Pre-Hospital Management
DKA cannot be definitively managed in the pre-hospital environment — these patients need hospital admission for IV insulin infusion, careful fluid resuscitation, and electrolyte monitoring (particularly potassium). Your priorities are:
- Airway management and supplemental oxygen if SpO₂ is below 94%
- IV access and cautious fluid resuscitation with 0.9% sodium chloride — consult your trust guidelines for volume
- Continuous monitoring: ECG, SpO₂, blood glucose, GCS
- Pre-alert the receiving emergency department
- Do NOT give insulin in the pre-hospital setting unless operating under a specific critical care protocol
Hyperosmolar Hyperglycaemic State (HHS)
HHS is less common than DKA but carries a higher mortality — estimated at 10–20%. It occurs almost exclusively in Type 2 diabetes and is characterised by extreme hyperglycaemia, severe dehydration, and hyperosmolality without significant ketoacidosis.
How HHS Differs from DKA
The key distinction is that in HHS, residual insulin secretion is sufficient to suppress ketogenesis but not to control blood glucose. As a result, blood glucose levels are typically much higher than in DKA — often exceeding 30–40 mmol/L — and the clinical onset is far more gradual, developing over days to weeks. Patients are profoundly dehydrated (fluid deficits of 8–10 litres are not uncommon) and frequently present with neurological features including confusion, focal deficits, or seizures due to the hyperosmolar state.
Pre-Hospital Management
As with DKA, definitive care is in hospital.
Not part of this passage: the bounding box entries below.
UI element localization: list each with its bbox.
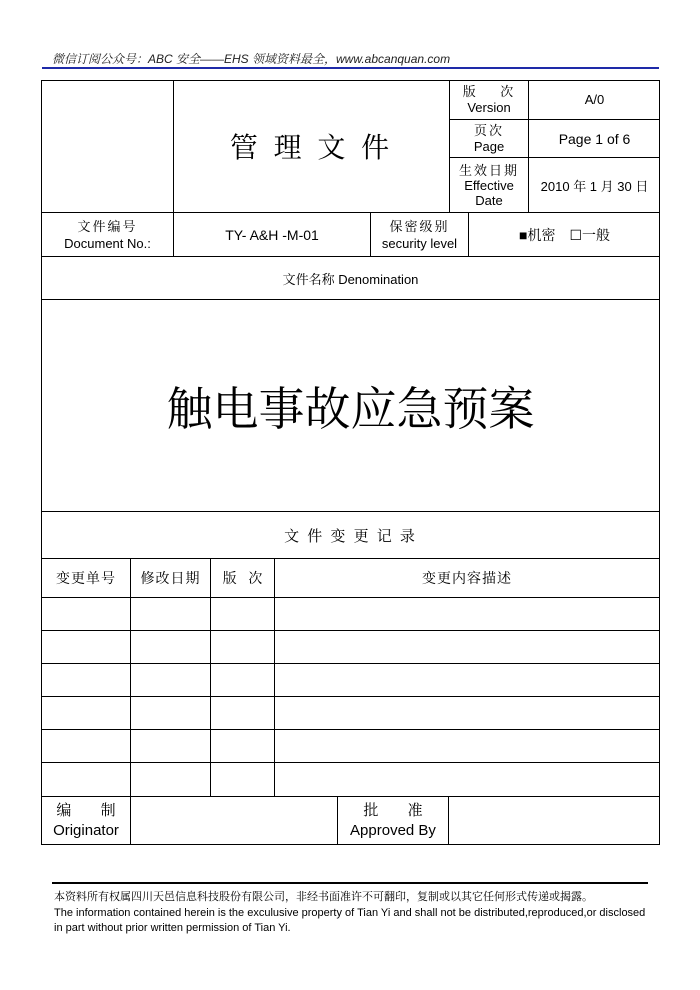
table-row [41, 762, 660, 763]
unchecked-box-icon: ☐ [569, 226, 583, 243]
document-name: 触电事故应急预案 [166, 382, 535, 435]
table-row [41, 597, 660, 598]
document-title: 管 理 文 件 [229, 132, 394, 163]
divider [274, 558, 275, 796]
effective-date-label: 生效日期 Effective Date [458, 162, 519, 208]
originator-label: 编 制 Originator [53, 801, 119, 839]
checked-box-icon: ■ [518, 226, 528, 243]
security-level-label: 保密级别 security level [381, 218, 458, 251]
security-option-confidential[interactable]: ■机密 [518, 226, 556, 243]
divider [130, 558, 131, 796]
security-option-general[interactable]: ☐一般 [569, 226, 611, 243]
column-header: 变更单号 [56, 570, 116, 586]
change-record-title: 文 件 变 更 记 录 [284, 527, 417, 545]
document-no-label: 文件编号 Document No.: [64, 218, 151, 251]
table-row [41, 729, 660, 730]
approved-by-label: 批 准 Approved By [350, 801, 436, 839]
effective-date-value: 2010 年 1 月 30 日 [540, 178, 649, 194]
column-header: 版 次 [222, 570, 263, 586]
footer-rule [52, 882, 648, 884]
change-record-table [42, 559, 659, 796]
header-text: 微信订阅公众号：ABC 安全——EHS 领域资料最全，www.abcanquan.com [52, 52, 451, 66]
column-header: 变更内容描述 [422, 570, 512, 586]
footer-notice-en: The information contained herein is the exculusive property of Tian Yi and shall not be distributed,reproduced,or disclosed in part without prior written permission of Tian Yi. [54, 907, 646, 934]
page-label: 页次 Page [473, 122, 505, 154]
originator-value[interactable] [131, 797, 337, 844]
footer-notice-cn: 本资料所有权属四川天邑信息科技股份有限公司，非经书面准许不可翻印，复制或以其它任何形式传递或揭露。 [54, 891, 593, 903]
approved-by-value[interactable] [449, 797, 659, 844]
page-value: Page 1 of 6 [558, 130, 631, 147]
header-rule [42, 67, 659, 69]
version-value: A/0 [584, 92, 605, 107]
table-row [41, 663, 660, 664]
document-no-value: TY- A&H -M-01 [225, 226, 319, 243]
column-header: 修改日期 [140, 570, 201, 586]
table-row [41, 630, 660, 631]
denomination-label: 文件名称 Denomination [282, 271, 419, 287]
version-label: 版 次 Version [462, 83, 516, 115]
table-row [41, 696, 660, 697]
divider [210, 558, 211, 796]
security-level-options [469, 213, 660, 256]
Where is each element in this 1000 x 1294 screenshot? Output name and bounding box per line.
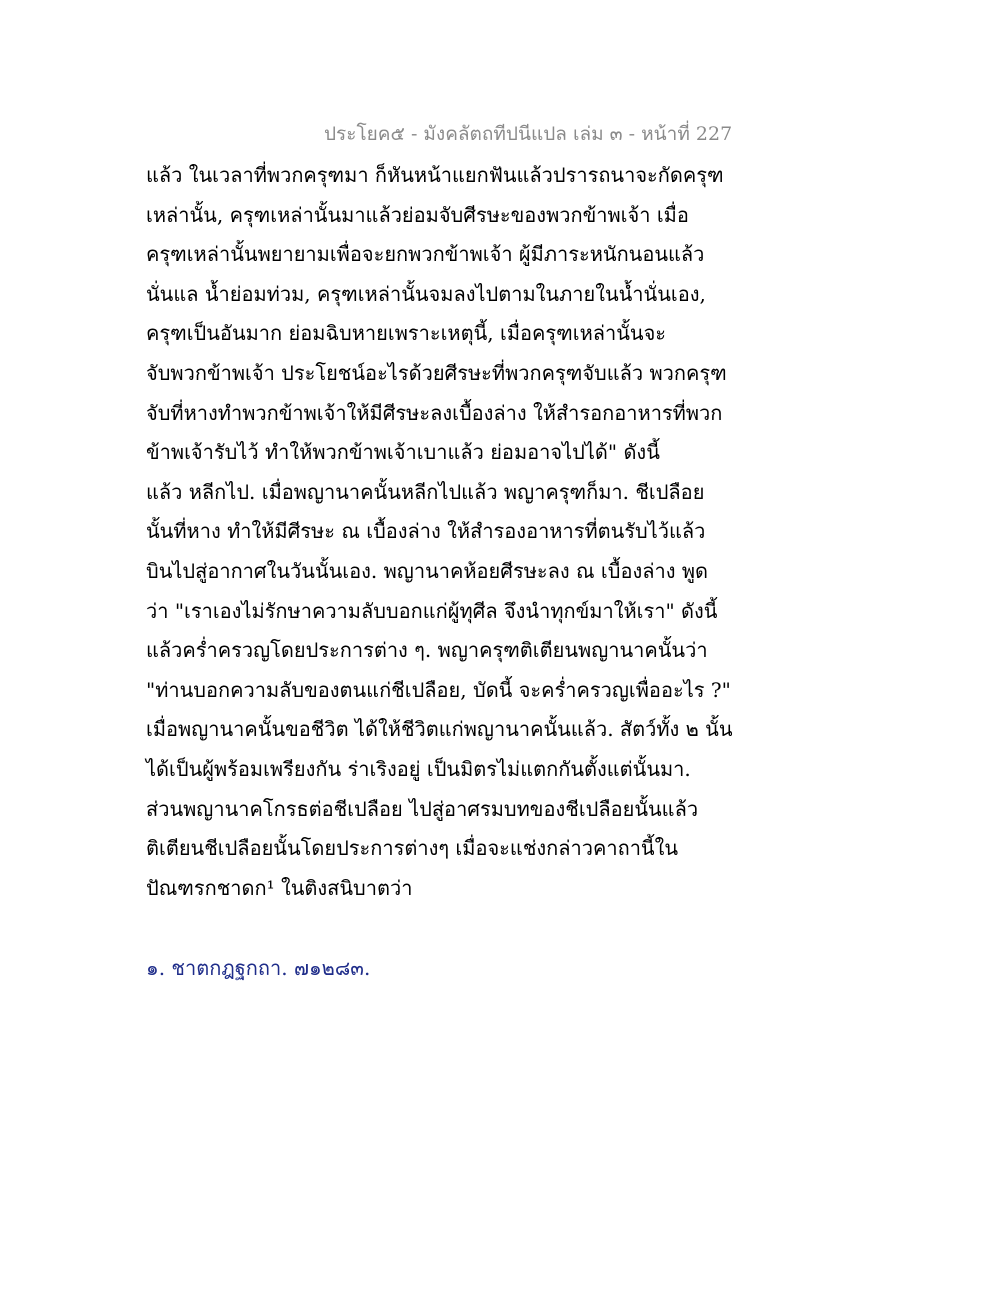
text-line: แล้วคร่ำครวญโดยประการต่าง ๆ. พญาครุฑติเตียนพญานาคนั้นว่า [146, 638, 708, 663]
text-line: ได้เป็นผู้พร้อมเพรียงกัน ร่าเริงอยู่ เป็นมิตรไม่แตกกันตั้งแต่นั้นมา. [146, 756, 691, 781]
text-line: ครุฑเป็นอันมาก ย่อมฉิบหายเพราะเหตุนี้, เมื่อครุฑเหล่านั้นจะ [146, 321, 667, 346]
text-line: แล้ว หลีกไป. เมื่อพญานาคนั้นหลีกไปแล้ว พญาครุฑก็มา. ชีเปลือย [146, 479, 705, 504]
text-line: "ท่านบอกความลับของตนแก่ชีเปลือย, บัดนี้ จะคร่ำครวญเพื่ออะไร ?" [146, 677, 731, 702]
footnote: ๑. ชาตกฎฐกถา. ๗๑๒๘๓. [146, 956, 371, 980]
text-line: นั้นที่หาง ทำให้มีศีรษะ ณ เบื้องล่าง ให้สำรองอาหารที่ตนรับไว้แล้ว [146, 519, 706, 544]
text-line: แล้ว ในเวลาที่พวกครุฑมา ก็หันหน้าแยกฟันแล้วปรารถนาจะกัดครุฑ [146, 163, 724, 187]
text-line: จับที่หางทำพวกข้าพเจ้าให้มีศีรษะลงเบื้องล่าง ให้สำรอกอาหารที่พวก [146, 400, 723, 425]
text-line: นั่นแล น้ำย่อมท่วม, ครุฑเหล่านั้นจมลงไปตามในภายในน้ำนั่นเอง, [146, 281, 706, 306]
text-line: ติเตียนชีเปลือยนั้นโดยประการต่างๆ เมื่อจะแช่งกล่าวคาถานี้ใน [146, 836, 679, 861]
text-line: ว่า "เราเองไม่รักษาความลับบอกแก่ผู้ทุศีล จึงนำทุกข์มาให้เรา" ดังนี้ [146, 598, 718, 623]
text-line: ครุฑเหล่านั้นพยายามเพื่อจะยกพวกข้าพเจ้า ผู้มีภาระหนักนอนแล้ว [146, 242, 705, 267]
text-line: ข้าพเจ้ารับไว้ ทำให้พวกข้าพเจ้าเบาแล้ว ย่อมอาจไปได้" ดังนี้ [146, 440, 660, 465]
text-line: บินไปสู่อากาศในวันนั้นเอง. พญานาคห้อยศีรษะลง ณ เบื้องล่าง พูด [146, 558, 709, 583]
text-line: เมื่อพญานาคนั้นขอชีวิต ได้ให้ชีวิตแก่พญานาคนั้นแล้ว. สัตว์ทั้ง ๒ นั้น [146, 717, 733, 742]
text-line: จับพวกข้าพเจ้า ประโยชน์อะไรด้วยศีรษะที่พวกครุฑจับแล้ว พวกครุฑ [146, 360, 727, 385]
text-line: ปัณฑรกชาดก¹ ในติงสนิบาตว่า [146, 875, 413, 900]
text-line: ส่วนพญานาคโกรธต่อชีเปลือย ไปสู่อาศรมบทของชีเปลือยนั้นแล้ว [146, 796, 699, 821]
text-line: เหล่านั้น, ครุฑเหล่านั้นมาแล้วย่อมจับศีรษะของพวกข้าพเจ้า เมื่อ [146, 202, 689, 227]
page-running-head: ประโยค๕ - มังคลัตถทีปนีแปล เล่ม ๓ - หน้าที่ 227 [324, 123, 733, 145]
body-text [146, 156, 746, 908]
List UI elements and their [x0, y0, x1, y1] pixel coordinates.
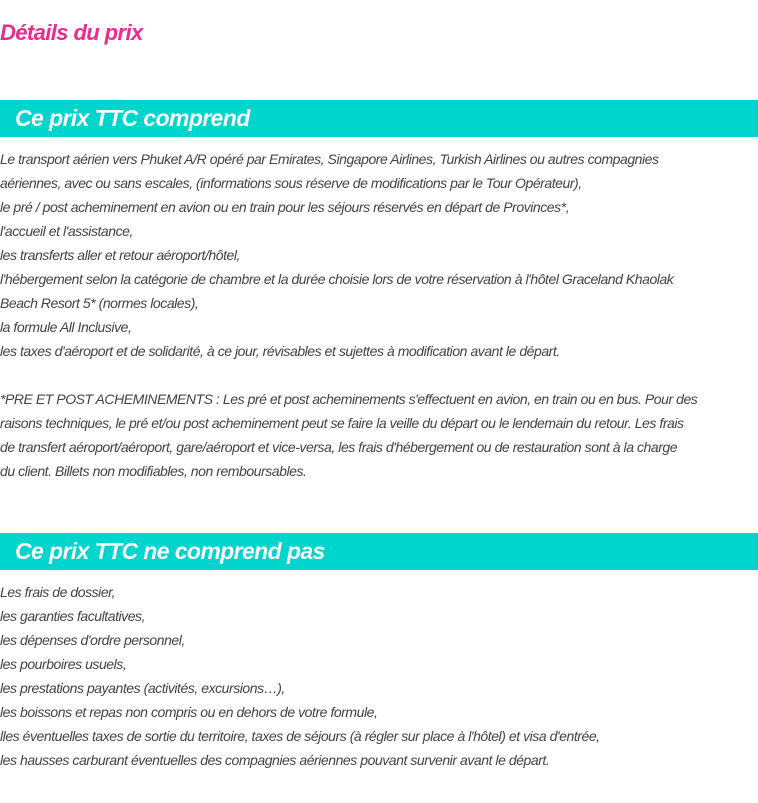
excluded-list [0, 580, 758, 772]
excluded-line: les boissons et repas non compris ou en dehors de votre formule, [0, 704, 378, 720]
included-line: les transferts aller et retour aéroport/hôtel, [0, 247, 240, 263]
excluded-line: Les frais de dossier, [0, 584, 116, 600]
included-line: aériennes, avec ou sans escales, (informations sous réserve de modifications par le Tour Opérateur), [0, 175, 582, 191]
note-line: du client. Billets non modifiables, non remboursables. [0, 463, 307, 479]
note-line: raisons techniques, le pré et/ou post acheminement peut se faire la veille du départ ou le lendemain du retour. Les frais [0, 415, 684, 431]
excluded-line: les garanties facultatives, [0, 608, 146, 624]
included-line: la formule All Inclusive, [0, 319, 132, 335]
excluded-line: les pourboires usuels, [0, 656, 127, 672]
included-line: Beach Resort 5* (normes locales), [0, 295, 199, 311]
included-line: le pré / post acheminement en avion ou en train pour les séjours réservés en départ de Provinces*, [0, 199, 570, 215]
note-line: de transfert aéroport/aéroport, gare/aéroport et vice-versa, les frais d'hébergement ou de restauration sont à la charge [0, 439, 678, 455]
excluded-heading: Ce prix TTC ne comprend pas [0, 533, 758, 570]
included-line: Le transport aérien vers Phuket A/R opéré par Emirates, Singapore Airlines, Turkish Airlines ou autres compagnies [0, 151, 659, 167]
included-line: l'hébergement selon la catégorie de chambre et la durée choisie lors de votre réservation à l'hôtel Graceland Khaolak [0, 271, 674, 287]
excluded-line: lles éventuelles taxes de sortie du territoire, taxes de séjours (à régler sur place à l'hôtel) et visa d'entrée, [0, 728, 600, 744]
note-line: *PRE ET POST ACHEMINEMENTS : Les pré et post acheminements s'effectuent en avion, en train ou en bus. Pour des [0, 391, 698, 407]
excluded-line: les prestations payantes (activités, excursions…), [0, 680, 285, 696]
included-line: les taxes d'aéroport et de solidarité, à ce jour, révisables et sujettes à modification avant le départ. [0, 343, 560, 359]
excluded-line: les dépenses d'ordre personnel, [0, 632, 185, 648]
page-title: Détails du prix [0, 20, 143, 45]
included-line: l'accueil et l'assistance, [0, 223, 133, 239]
excluded-line: les hausses carburant éventuelles des compagnies aériennes pouvant survenir avant le départ. [0, 752, 550, 768]
included-heading: Ce prix TTC comprend [0, 100, 758, 137]
included-list [0, 147, 758, 483]
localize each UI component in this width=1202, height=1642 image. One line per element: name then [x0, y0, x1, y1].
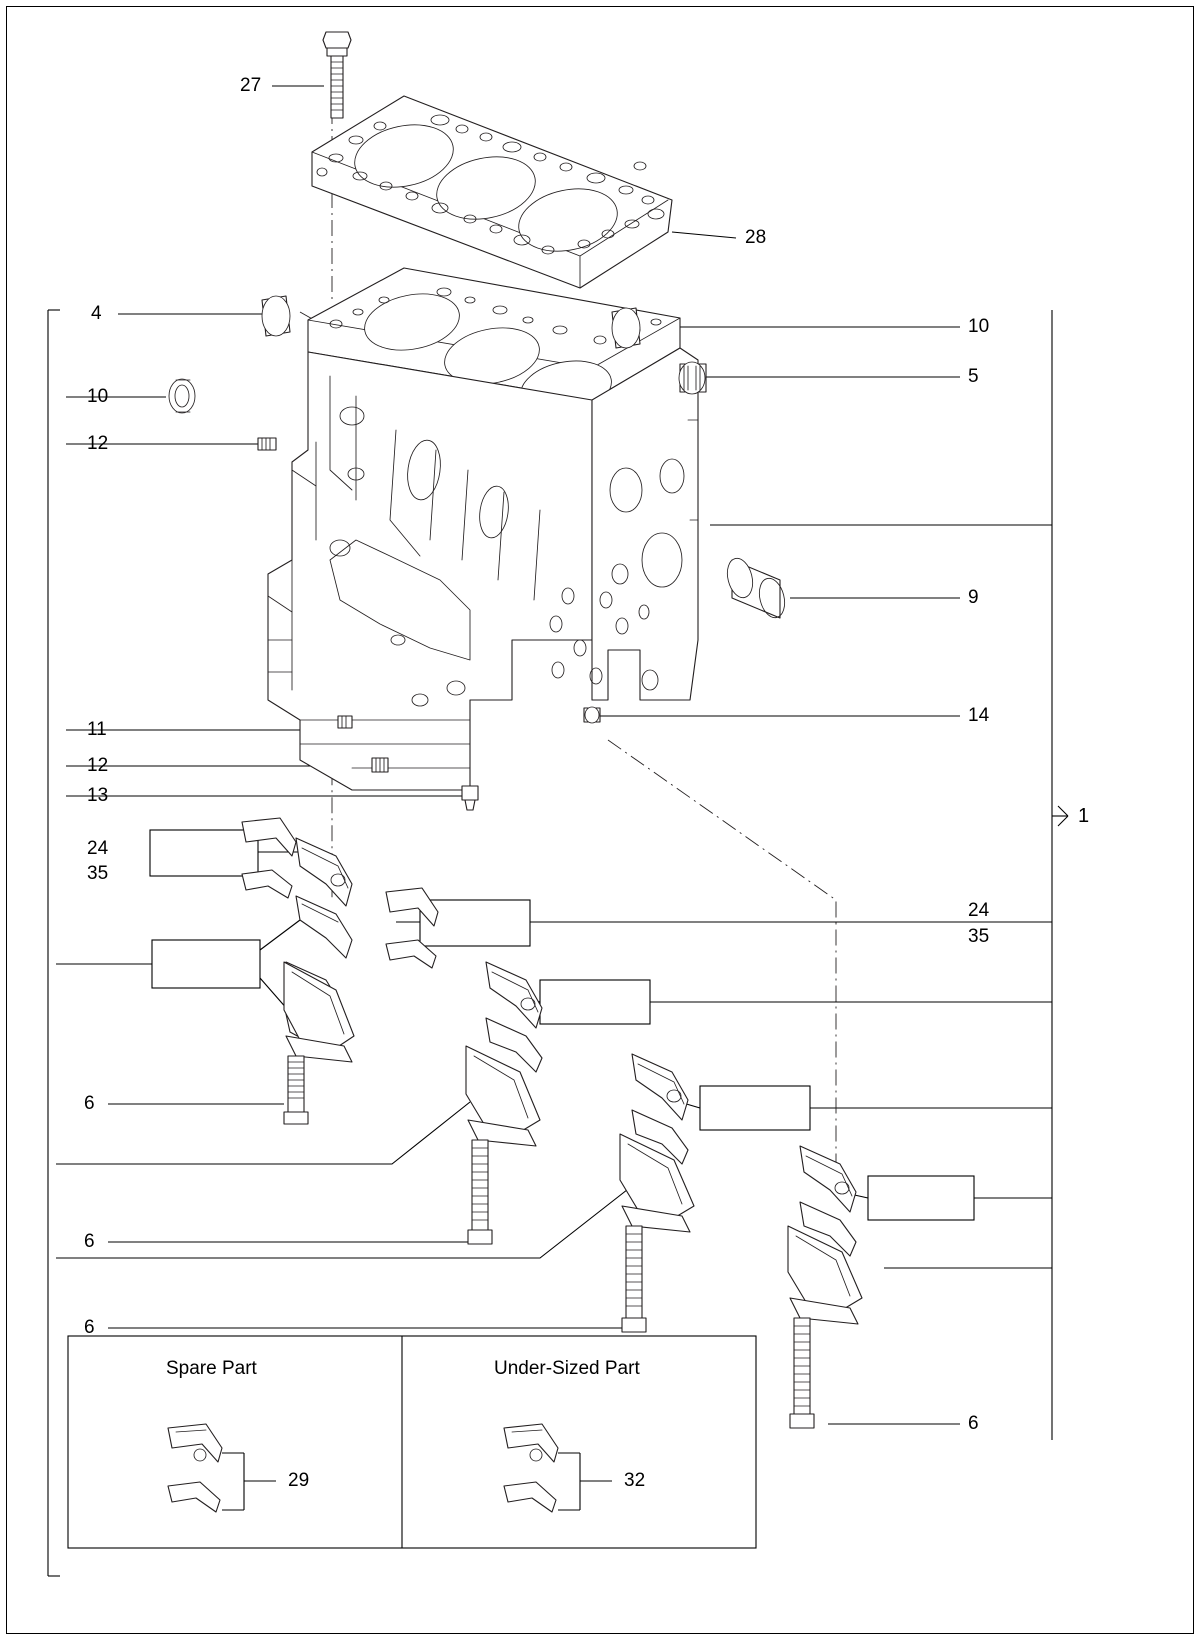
head-gasket: [312, 96, 672, 288]
legend-undersized-title: Under-Sized Part: [494, 1358, 640, 1379]
main-bearing-cap-4: [788, 1226, 862, 1428]
main-bearing-cap-3: [620, 1134, 694, 1332]
callout-35-upper: 35: [87, 863, 109, 884]
callout-24-lower: 24: [968, 900, 990, 921]
callout-11: 11: [87, 719, 107, 740]
main-bearing-cap-1: [284, 962, 354, 1124]
cylinder-block: [268, 268, 698, 790]
callout-6-2: 6: [84, 1231, 95, 1252]
cylinder-head-bolt: [323, 32, 351, 118]
legend-undersized-number: 32: [624, 1470, 646, 1491]
callout-13: 13: [87, 785, 109, 806]
callout-6-4: 6: [968, 1413, 979, 1434]
bearing-group-3: [486, 962, 542, 1072]
pin-14: [584, 707, 600, 723]
camshaft-bushing: [724, 556, 789, 621]
legend-spare-number: 29: [288, 1470, 310, 1491]
callout-6-1: 6: [84, 1093, 95, 1114]
callout-10-left: 10: [87, 386, 109, 407]
callout-35-lower: 35: [968, 926, 990, 947]
callout-12-upper: 12: [87, 433, 109, 454]
oil-seal-right: [679, 362, 706, 394]
screw-11: [338, 716, 352, 728]
plug-13: [462, 786, 478, 810]
callout-12-lower: 12: [87, 755, 109, 776]
screw-12-upper: [258, 438, 276, 450]
callout-14: 14: [968, 705, 990, 726]
callout-1-group: 1: [1078, 805, 1090, 827]
callout-10-right: 10: [968, 316, 990, 337]
callout-4: 4: [91, 303, 102, 324]
callout-27: 27: [240, 75, 262, 96]
callout-6-3: 6: [84, 1317, 95, 1338]
legend-spare-title: Spare Part: [166, 1358, 257, 1379]
oil-seal-left: [169, 379, 195, 413]
bearing-group-1: [242, 818, 352, 958]
callout-9: 9: [968, 587, 979, 608]
callout-24-upper: 24: [87, 838, 109, 859]
main-bearing-cap-2: [466, 1046, 540, 1244]
screw-12-lower: [372, 758, 388, 772]
callout-28: 28: [745, 227, 767, 248]
callout-5: 5: [968, 366, 979, 387]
Pre-hospital priorities include:
- Airway protection — neurological compromise is common
- IV access and careful, slow fluid resuscitation; aggressive rehydration risks cerebral oedema
- Blood glucose measurement and documentation
- 12-lead ECG — hypokalaemia and hyperosmolality increase arrhythmia risk
- Urgent pre-alert to the emergency department, flagging likely HHS
Comparing the Three Conditions at a Glance
- Hypoglycaemia: Low BGL (<4 mmol/L), rapid onset, autonomic and neuroglycopenic symptoms, treat pre-hospitally
- DKA: High BGL, ketones, acidosis, Kussmaul breathing, hours–days onset, convey urgently
- HHS: Very high BGL, no significant ketosis, severe dehydration, days–weeks onset, high mortality, convey urgently
Key Pitfalls to Avoid
Mistaking hypoglycaemia for intoxication or a psychiatric episode is a classic and dangerous error — always check blood glucose in any patient with altered behaviour or reduced consciousness. Equally, do not assume a known diabetic presenting with vomiting is simply hypoglycaemic without measuring a blood glucose. In DKA and HHS, monitor for hypokalaemia, as both the underlying condition and treatment can dangerously lower potassium levels.